The Setting Every Community Up for Retirement Enhancement (SECURE) Act, passed in late 2019, greatly expanded retirement tax benefits to companies and their employees. The Securing a Strong Retirement Act, or SECURE Act 2.0, looks to build upon the 2019 Act and provide further retirement opportunities to employers and employees. The legislation has significant bipartisan support and has the momentum to pass this year.
Some key provisions of SECURE Act 2.0 are discussed below.

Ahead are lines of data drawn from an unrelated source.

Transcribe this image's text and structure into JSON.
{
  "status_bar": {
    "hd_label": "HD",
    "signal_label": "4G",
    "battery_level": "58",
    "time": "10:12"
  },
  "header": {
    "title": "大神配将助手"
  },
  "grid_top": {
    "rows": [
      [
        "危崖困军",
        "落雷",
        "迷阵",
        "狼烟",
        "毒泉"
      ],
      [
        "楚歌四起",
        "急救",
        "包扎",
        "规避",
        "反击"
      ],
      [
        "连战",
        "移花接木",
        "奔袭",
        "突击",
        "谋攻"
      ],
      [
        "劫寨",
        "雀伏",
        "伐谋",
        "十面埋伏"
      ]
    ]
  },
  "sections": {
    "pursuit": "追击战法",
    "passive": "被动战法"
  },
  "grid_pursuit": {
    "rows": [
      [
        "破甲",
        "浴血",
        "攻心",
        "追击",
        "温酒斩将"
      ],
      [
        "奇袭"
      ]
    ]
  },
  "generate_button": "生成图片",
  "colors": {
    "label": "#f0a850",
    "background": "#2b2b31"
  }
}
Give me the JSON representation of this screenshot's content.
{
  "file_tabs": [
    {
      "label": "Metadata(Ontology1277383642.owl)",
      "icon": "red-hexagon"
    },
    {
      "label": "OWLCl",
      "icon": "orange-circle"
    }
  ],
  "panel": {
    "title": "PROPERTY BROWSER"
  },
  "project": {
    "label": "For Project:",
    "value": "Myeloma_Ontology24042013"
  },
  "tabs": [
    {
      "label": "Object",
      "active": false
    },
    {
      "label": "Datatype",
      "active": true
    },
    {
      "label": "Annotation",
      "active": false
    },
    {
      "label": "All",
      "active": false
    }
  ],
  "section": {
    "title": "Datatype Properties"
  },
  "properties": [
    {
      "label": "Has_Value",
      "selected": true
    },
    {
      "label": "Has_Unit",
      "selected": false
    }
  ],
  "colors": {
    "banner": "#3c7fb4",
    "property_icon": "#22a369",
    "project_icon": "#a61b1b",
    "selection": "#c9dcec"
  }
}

Automatic Employee Enrollment and Escalation. SECURE Act 2.0 would require employers that establish defined contribution plans after 2021 to automatically enroll new employees, when eligible, in the plan at a pretax contribution level of 3 percent of the employee's pay. The initial contribution percentage would increase by a percentage point each year until it reaches 10 percent of compensation.
Allow Roth Matching Contributions. Businesses would have the option of permitting employees to elect that some or all of their matching contributions be treated as Roth contributions for 401(k) plans. Employer matching contributions designated as Roth contributions would not be excludable from employees' gross income.
Further Delay Mandatory Distributions. The original SECURE Act increased the Required Minimum Distribution (RMD) beginning age to its current 72 from the previous 70.5. SECURE 2.0 Act would further increase it to age 73 starting in 2022, then to age 74 in 2029 and to age 75 in 2032.
Enhance Employer Tax Credits. The small employer pension plan startup costs credit would increase from an applicable percentage of 50 percent of administrative costs to 100 percent for employers with up to 50 employees.
SECURE 2.0 has other provisions that would impact employer retirement plans. Employers, employees, and even those who are approaching retirement age should be cognizant of the proposed changes to ensure all retirement planning strategies are being maximized.